Call to Worship (paraphrased from Psalm 150)
Praise the Lord!
Praise God in the sanctuary! Praise God under the sky!
Praise God for all God’s mighty deeds!
Praise God for God’s incredible goodness!
Praise God with musical instruments!
Praise God with dance and song!
Let everything that has breath praise the Lord!
Praise the Lord!

Prayer of Brokenness/Confession
God of Steadfast Love, we confess that we are weary and worn down. The journey for justice is long, winding, and uphill. We strive for basic human decency and rights, and cannot fathom why others hold on to power and privilege in ways that harm others. We are tired, O God. Tired of the journey, tired of the struggle. But You are the God of Steadfast Love, a love that never ceases, a love that renews and restores us. Renew us, O God. Restore us to the path of justice, O God. Grant us strength and courage to keep on. Give us endurance for the journey, that we would not stop seeking justice for all, for only then will we know peace. In the name of Christ, who did not give up even unto death, and calls us by name into this way of life, we pray. Amen.

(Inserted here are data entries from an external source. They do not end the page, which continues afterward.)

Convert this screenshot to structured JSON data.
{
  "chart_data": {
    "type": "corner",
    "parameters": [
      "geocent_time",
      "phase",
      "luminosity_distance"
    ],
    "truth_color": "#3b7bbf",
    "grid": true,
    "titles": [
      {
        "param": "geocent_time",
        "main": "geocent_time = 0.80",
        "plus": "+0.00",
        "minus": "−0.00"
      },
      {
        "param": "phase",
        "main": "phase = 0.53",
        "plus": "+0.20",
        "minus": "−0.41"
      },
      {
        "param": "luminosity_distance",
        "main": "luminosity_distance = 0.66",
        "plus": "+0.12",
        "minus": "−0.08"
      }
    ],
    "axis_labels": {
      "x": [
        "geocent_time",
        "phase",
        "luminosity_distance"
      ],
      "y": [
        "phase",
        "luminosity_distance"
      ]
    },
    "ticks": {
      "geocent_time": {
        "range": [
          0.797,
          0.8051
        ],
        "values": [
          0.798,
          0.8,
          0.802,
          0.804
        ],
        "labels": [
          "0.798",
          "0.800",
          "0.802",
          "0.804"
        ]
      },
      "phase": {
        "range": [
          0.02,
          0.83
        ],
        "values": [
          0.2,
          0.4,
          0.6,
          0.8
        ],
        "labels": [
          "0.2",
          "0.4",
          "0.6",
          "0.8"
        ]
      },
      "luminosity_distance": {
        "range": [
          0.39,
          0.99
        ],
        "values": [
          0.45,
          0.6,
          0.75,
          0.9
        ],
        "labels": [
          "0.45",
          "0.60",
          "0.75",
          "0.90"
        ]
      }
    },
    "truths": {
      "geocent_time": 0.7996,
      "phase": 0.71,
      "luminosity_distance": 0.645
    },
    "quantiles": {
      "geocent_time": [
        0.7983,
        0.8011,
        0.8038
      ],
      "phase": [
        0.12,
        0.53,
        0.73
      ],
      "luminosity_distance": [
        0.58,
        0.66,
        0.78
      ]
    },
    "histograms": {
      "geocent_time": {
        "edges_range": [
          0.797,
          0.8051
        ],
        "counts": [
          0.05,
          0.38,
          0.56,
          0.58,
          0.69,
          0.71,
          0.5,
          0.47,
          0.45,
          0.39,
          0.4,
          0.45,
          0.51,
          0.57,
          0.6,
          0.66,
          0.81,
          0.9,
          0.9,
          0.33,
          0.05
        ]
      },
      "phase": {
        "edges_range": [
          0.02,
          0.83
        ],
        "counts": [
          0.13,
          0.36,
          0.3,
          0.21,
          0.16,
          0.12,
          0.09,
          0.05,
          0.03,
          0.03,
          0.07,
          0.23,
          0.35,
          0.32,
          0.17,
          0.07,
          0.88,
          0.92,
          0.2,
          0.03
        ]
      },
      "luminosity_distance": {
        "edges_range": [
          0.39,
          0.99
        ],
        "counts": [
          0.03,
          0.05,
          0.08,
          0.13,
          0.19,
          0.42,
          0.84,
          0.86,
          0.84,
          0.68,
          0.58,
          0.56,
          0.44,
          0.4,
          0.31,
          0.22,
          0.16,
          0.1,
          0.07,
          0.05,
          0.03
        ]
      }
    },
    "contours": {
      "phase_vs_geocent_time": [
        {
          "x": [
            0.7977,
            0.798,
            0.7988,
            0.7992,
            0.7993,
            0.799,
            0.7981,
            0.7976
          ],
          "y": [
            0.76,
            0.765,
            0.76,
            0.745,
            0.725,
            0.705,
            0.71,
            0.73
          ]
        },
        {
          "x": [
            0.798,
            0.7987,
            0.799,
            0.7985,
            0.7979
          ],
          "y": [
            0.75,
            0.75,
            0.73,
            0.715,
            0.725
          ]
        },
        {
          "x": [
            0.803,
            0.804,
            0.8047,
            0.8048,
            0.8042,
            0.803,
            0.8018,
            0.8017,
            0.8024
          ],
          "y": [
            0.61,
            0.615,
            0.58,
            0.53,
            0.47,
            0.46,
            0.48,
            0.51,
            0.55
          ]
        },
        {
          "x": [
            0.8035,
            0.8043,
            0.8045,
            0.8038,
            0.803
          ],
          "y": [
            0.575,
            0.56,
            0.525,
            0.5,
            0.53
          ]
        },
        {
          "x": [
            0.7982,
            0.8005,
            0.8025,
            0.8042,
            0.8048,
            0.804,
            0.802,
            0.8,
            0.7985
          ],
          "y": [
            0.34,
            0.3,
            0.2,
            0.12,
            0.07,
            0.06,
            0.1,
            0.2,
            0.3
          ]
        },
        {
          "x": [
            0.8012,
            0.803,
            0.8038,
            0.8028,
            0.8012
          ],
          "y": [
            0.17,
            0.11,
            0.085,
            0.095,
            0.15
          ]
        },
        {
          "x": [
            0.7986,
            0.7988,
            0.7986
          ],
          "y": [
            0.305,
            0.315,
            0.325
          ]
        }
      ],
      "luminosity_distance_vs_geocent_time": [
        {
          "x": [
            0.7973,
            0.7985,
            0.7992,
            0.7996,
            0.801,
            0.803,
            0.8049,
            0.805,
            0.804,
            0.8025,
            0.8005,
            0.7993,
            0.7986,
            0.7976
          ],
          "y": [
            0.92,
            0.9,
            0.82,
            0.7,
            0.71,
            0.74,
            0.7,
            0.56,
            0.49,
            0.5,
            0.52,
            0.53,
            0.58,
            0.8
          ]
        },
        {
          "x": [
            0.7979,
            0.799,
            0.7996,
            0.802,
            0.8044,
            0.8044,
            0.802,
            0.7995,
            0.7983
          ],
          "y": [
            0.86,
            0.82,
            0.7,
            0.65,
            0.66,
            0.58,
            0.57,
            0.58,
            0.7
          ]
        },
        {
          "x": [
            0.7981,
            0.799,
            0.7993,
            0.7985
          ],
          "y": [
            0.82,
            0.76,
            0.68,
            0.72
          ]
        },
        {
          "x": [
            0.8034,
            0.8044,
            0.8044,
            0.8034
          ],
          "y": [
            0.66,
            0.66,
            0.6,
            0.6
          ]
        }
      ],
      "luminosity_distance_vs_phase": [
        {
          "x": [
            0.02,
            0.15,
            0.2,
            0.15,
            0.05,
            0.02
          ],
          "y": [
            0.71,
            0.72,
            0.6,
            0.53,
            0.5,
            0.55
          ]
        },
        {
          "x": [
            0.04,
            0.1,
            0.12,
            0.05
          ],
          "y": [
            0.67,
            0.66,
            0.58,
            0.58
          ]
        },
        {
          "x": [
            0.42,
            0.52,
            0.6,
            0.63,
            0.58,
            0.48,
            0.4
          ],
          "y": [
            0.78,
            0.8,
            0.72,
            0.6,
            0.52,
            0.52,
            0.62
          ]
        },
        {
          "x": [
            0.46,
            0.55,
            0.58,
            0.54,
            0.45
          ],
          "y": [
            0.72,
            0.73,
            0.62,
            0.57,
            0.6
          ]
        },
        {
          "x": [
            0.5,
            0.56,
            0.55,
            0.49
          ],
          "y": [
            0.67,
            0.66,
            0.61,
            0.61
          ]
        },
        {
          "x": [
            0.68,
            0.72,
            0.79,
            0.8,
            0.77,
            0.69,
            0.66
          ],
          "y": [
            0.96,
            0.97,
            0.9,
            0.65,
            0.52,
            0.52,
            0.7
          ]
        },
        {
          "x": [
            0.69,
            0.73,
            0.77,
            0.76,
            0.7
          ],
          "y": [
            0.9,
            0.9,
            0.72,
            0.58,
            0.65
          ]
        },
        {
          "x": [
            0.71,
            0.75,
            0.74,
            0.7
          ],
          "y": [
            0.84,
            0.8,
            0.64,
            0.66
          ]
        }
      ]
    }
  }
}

Christ urges us on, calling us to speak truth to power, to work for justice for all. We do not journey alone. God has given us one another. Know that you matter to God. Know that you are loved. Know that your work in this world for justice is valued. Lean on one another, and grant each other rest, knowing that your love for one another is inspired by your love for God, and you will see this through. God is with you, now and always. Amen.

O God of Persistence, You pursue our hearts in a world where there are so many distractions. You pursue us and are relentless, showing us the ways of justice and mercy, showing us how Your ways lead to peace. You never give us up, not for a moment. When we feel alone, O God, You are present with us. When we fall away, O God, You continue to turn our hearts and heads back to You. When we forget You, O God, You continue to show us that You are at work in our world and in our lives. May we turn back to You, and be persistent in our own pursuit of love, justice, and mercy. Amen.